Allorchè il velo bianco di Elda e il berretto a scacchi di Jacopo accompagnati dal sibilo della sirena sparvero oltre i cancelli dell’Abbazia, la baronessa Almichi si diresse a lento passo verso la scogliera. Trascinava sulle ghiaie azzurre del sentiero la sua lunga veste nera e riparava dal sole con un ombrellino bianco la sua faccia d’un pallore di vecchia cera, la sua testa scoperta e avvampante di lucide chiome fulve.

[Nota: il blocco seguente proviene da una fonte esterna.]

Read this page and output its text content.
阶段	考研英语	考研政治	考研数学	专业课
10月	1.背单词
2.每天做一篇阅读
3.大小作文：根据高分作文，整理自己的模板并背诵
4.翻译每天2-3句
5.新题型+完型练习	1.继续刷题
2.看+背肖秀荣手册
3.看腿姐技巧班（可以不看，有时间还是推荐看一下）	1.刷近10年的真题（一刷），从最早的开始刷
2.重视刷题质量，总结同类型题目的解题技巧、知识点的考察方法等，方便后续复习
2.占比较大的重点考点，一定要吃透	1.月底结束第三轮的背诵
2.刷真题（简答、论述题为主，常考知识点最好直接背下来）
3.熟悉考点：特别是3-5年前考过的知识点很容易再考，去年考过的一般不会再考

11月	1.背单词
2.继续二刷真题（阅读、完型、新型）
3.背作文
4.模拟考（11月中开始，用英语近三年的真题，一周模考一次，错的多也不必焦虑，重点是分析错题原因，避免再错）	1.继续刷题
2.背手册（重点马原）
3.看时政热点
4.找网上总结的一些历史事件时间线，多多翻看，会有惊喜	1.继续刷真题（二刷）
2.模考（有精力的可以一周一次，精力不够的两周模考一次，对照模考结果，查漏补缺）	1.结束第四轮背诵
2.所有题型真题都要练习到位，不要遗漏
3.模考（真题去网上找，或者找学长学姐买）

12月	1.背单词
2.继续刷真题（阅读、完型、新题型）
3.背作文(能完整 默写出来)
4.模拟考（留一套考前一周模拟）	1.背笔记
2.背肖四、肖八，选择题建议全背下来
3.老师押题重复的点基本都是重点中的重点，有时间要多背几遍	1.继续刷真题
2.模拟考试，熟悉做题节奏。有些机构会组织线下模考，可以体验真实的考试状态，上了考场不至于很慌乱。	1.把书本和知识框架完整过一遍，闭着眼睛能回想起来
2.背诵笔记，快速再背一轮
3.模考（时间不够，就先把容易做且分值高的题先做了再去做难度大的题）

La stradina era deserta e sulla spiaggia scogliosa, presso la piccola capanna di legno, l’attendeva Clelia per spogliarla e indossarle il costume. Ma ella non volle lasciarsi toccare.

— Vattene pure. Farò da me, — e la congedò con un gesto. Ma quando già l’altra s’allontanava la richiamò, sedette su uno scoglio basso, coi piedi quasi lambiti dall’acqua e disse dopo una pausa con la voce un po’ rôca:

— Dirai che mi sentivo male e che... — si interruppe, scosse il capo, contrasse il volto in uno spasimo e dopo una pausa esitante soggiunse:

— Non dirai nulla, invece. Nulla, ricordati, Dammi la tua mano, Clelia.